Few directors have rarely known what to do with Tilda Swinton’s unique aristocratic exoticism. Most often she becomes the forbidden magical object of desire or else the wicked queen. I Am Love combines the two and also notices how sexy she is. To a degree this is simply a modern Visconti film (thankfully without the weird dubbing) and pornography for us cineastes who like our cinema with long expositional scenes filled of people eating, random intercourse and a pulsing John Adams soundtrack. But it’s impossible not to become wrapped up in the class politics and the atmospheric photography that favours the master, preferably if the characters are hidden within.

Iron Man 2

Since Christopher Reeves pulled on his tights and flew, superhero comic book adaptations have been fundamentally insubstantial because they transplanted the character from a complex multi-creator mythology and made them a unique figure within a relatively realistic universe.
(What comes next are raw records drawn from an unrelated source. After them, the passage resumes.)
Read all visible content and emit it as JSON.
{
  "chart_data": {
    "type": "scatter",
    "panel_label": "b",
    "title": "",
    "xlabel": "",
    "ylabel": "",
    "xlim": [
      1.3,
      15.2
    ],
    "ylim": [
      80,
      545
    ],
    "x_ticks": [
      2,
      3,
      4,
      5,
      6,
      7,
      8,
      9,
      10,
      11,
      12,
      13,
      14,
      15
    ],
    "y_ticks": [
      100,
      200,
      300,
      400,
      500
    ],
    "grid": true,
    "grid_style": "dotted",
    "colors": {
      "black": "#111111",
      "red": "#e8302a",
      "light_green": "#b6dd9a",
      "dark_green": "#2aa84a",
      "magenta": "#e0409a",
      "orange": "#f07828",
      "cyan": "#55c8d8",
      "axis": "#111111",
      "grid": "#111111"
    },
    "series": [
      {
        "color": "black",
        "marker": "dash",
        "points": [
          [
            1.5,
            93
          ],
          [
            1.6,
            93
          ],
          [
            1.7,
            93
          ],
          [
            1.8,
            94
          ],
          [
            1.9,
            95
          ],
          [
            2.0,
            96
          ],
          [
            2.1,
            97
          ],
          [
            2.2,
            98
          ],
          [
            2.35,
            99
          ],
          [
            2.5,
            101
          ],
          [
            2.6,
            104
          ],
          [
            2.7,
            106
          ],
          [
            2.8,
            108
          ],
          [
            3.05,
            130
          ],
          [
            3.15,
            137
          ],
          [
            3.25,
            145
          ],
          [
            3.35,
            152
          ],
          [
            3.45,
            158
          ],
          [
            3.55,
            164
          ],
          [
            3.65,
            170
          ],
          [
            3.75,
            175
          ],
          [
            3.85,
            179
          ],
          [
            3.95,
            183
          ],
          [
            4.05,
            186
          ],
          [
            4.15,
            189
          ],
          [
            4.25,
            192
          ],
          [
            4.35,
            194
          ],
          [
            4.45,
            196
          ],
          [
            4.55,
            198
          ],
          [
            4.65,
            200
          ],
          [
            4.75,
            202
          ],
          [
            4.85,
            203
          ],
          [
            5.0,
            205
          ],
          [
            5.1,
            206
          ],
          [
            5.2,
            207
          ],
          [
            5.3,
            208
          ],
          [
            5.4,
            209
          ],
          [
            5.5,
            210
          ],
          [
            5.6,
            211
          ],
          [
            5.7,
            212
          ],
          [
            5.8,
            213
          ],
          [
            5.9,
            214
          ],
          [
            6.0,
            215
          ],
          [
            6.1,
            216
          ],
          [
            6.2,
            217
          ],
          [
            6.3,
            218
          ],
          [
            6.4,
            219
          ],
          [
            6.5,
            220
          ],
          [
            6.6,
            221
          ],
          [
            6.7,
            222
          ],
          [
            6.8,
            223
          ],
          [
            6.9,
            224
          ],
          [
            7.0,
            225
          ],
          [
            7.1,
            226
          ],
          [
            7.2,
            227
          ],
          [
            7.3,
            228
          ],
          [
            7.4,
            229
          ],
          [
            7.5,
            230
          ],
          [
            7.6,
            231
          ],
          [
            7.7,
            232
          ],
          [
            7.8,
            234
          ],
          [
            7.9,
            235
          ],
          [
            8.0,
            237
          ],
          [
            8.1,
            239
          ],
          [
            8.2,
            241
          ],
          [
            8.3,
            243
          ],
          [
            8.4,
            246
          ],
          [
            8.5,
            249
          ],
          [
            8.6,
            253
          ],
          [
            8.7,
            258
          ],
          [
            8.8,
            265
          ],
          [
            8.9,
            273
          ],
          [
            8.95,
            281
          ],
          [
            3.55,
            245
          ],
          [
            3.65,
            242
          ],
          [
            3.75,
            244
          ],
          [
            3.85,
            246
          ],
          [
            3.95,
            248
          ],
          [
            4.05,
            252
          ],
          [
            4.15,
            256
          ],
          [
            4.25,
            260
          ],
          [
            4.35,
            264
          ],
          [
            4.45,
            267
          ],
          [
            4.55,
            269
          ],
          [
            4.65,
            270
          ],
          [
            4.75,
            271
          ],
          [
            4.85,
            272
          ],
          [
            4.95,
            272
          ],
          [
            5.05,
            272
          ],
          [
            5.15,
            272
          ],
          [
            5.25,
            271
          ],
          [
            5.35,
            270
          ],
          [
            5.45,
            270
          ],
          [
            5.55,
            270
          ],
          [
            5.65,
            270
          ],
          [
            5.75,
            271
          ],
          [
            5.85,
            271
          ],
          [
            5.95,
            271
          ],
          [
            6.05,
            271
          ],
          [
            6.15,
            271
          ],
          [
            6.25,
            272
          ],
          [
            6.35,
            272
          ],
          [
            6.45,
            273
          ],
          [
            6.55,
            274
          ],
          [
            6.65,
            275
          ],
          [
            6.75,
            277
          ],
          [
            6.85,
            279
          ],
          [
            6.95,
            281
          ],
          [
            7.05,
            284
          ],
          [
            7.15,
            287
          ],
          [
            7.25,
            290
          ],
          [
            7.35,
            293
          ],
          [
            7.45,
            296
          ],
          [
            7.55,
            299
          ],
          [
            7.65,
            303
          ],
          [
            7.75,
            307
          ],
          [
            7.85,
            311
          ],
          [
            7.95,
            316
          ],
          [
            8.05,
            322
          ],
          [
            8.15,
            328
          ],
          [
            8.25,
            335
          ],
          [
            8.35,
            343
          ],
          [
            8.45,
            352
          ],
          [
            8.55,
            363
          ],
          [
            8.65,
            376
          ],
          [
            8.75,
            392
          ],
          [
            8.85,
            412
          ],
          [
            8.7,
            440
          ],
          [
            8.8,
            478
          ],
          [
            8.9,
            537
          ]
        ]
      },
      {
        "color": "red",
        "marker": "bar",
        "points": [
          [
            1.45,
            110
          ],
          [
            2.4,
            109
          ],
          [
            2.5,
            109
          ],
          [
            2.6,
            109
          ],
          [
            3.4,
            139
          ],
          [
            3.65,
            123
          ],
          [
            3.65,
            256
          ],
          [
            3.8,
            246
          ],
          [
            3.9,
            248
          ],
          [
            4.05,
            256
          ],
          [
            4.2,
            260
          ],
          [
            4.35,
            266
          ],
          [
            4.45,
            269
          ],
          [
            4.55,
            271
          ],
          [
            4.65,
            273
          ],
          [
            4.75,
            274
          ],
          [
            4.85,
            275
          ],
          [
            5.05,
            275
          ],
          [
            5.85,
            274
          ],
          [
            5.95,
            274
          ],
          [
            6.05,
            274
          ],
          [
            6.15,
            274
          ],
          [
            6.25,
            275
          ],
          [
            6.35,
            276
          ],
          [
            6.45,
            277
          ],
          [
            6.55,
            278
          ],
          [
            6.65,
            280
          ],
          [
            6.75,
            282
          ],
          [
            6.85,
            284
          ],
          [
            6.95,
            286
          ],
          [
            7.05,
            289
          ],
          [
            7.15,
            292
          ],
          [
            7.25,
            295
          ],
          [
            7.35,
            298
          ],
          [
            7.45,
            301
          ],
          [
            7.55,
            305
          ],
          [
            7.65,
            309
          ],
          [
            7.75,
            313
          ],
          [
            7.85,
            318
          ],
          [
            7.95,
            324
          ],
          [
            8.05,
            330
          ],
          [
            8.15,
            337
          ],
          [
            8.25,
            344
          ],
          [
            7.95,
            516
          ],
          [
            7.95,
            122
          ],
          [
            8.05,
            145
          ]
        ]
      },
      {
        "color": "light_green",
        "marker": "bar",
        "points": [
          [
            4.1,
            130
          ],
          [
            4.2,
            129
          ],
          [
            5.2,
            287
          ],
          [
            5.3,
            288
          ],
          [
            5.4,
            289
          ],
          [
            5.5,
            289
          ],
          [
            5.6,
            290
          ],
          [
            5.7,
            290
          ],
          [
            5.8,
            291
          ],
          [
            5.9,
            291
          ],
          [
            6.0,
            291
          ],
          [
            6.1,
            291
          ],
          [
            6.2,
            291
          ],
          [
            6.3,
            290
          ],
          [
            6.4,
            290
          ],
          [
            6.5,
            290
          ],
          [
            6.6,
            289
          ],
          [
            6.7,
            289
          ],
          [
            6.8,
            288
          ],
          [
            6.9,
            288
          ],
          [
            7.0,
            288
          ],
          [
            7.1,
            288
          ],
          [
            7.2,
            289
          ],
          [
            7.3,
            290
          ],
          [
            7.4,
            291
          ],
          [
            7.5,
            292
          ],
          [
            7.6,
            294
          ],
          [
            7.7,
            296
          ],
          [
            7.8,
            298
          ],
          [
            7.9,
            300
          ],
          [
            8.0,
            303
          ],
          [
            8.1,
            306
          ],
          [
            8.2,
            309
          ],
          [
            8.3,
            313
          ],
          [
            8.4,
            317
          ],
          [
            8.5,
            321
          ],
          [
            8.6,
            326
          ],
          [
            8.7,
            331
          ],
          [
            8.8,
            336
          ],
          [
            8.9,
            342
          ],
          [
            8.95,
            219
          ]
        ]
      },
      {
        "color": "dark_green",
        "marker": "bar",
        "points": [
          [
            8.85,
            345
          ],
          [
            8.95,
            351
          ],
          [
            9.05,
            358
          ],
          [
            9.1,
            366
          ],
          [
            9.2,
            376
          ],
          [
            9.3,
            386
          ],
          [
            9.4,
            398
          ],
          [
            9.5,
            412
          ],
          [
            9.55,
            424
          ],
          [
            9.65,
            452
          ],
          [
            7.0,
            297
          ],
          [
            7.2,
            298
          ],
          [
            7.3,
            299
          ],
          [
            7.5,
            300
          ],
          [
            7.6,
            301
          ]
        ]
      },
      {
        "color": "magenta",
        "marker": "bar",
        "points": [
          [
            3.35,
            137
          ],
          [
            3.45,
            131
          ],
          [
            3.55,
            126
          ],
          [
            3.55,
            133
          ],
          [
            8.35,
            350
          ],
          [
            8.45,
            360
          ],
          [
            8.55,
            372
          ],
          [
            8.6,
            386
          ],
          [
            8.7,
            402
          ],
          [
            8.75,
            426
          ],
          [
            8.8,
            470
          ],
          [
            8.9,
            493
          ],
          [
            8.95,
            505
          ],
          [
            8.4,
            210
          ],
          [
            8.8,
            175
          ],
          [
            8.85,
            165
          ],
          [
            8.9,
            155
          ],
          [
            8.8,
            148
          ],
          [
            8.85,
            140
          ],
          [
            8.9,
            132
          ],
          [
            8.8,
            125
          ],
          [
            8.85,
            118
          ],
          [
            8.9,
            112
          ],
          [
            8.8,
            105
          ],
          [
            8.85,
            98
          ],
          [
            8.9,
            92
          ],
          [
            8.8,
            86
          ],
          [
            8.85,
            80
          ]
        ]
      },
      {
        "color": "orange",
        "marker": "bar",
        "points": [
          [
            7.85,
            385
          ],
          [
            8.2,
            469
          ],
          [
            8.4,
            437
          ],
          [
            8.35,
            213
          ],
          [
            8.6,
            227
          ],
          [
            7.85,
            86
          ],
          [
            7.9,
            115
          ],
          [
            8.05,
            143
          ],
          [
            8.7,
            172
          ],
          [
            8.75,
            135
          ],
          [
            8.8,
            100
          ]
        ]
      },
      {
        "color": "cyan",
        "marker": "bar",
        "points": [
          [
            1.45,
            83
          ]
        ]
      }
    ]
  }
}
Finally, Marvel are doing something about that and though I can understand the frustration of some fans that IM2 spent too much time setting the ball rolling towards The Avengers, isn’t it just fun to finally to have Tony Stark in a universe with Shield, Black Widow et al and judging by the closing scenes of this a panoply of other heroes. It’s just a pity that some of the crown jewels, Spiderman, Fantastic Four and the X-characters don’t exist in this version of the Marvel Universe because of prior arrangements.

Letters To Juliet

Since gorging on the sleuthing series in a week earlier in the month, Amanda Seyfried has now in my brain become “Lily Kane off of Veronica Mars” and she’s done rather well for herself since that happened in 2006. Like Frozen, Letters To Juliet should be horrible with its one dimensional characters having the kind of problems most people would kill for and though it's crying out for Robert Riskin to drop through a time/space wormhole and give it the kind of polish he gave Frank Capra’s It Happened One Night, somewhere between the Italian landscapes and Vanessa Redgrave I was enchanted.

Of Gods And Men

Four teenage girls attended the screening of this at the Cornerhouse at Manchester. They’d stocked up at the Sainsburys opposite beforehand an proceeded to masticate through four large bags of Doritos and assorted or crunchy goodies and then at the end when I turned around I could see them shrugging at each other in as much as to say “I don’t get it.” Not even these minxes could really spoil this tough but deeply moving mediation on rebellion in the face of absurdity, of fighting for what you believe in. Probably the perfect companion piece for Agora, in that it shows the flip side of religion, the one that’s the conscience of society. The Swan Lake scene is one of the greatest of all time.

Salt

Well, yes. Easily dismissed as Bourne-lite there’s still a certain manic excitement to Salt which is replete with the kinds of moments I love when even a jaded film viewer like me who thinks he’s seen enough films now that he can predict which direction a narrative is heading to scream with delight and there are few actresses who could pull of the emotional misdirection which Angelina Jolie is called upon to provide here at least not with the indefinable complexity which goes beyond the script. Like the Millenium trilogy, I can’t wait to see all of the dvd, which contains two other versions of the film which take much the same footage but spin it into two substantially different stories, which sounds like a full length version of Run Lola Run.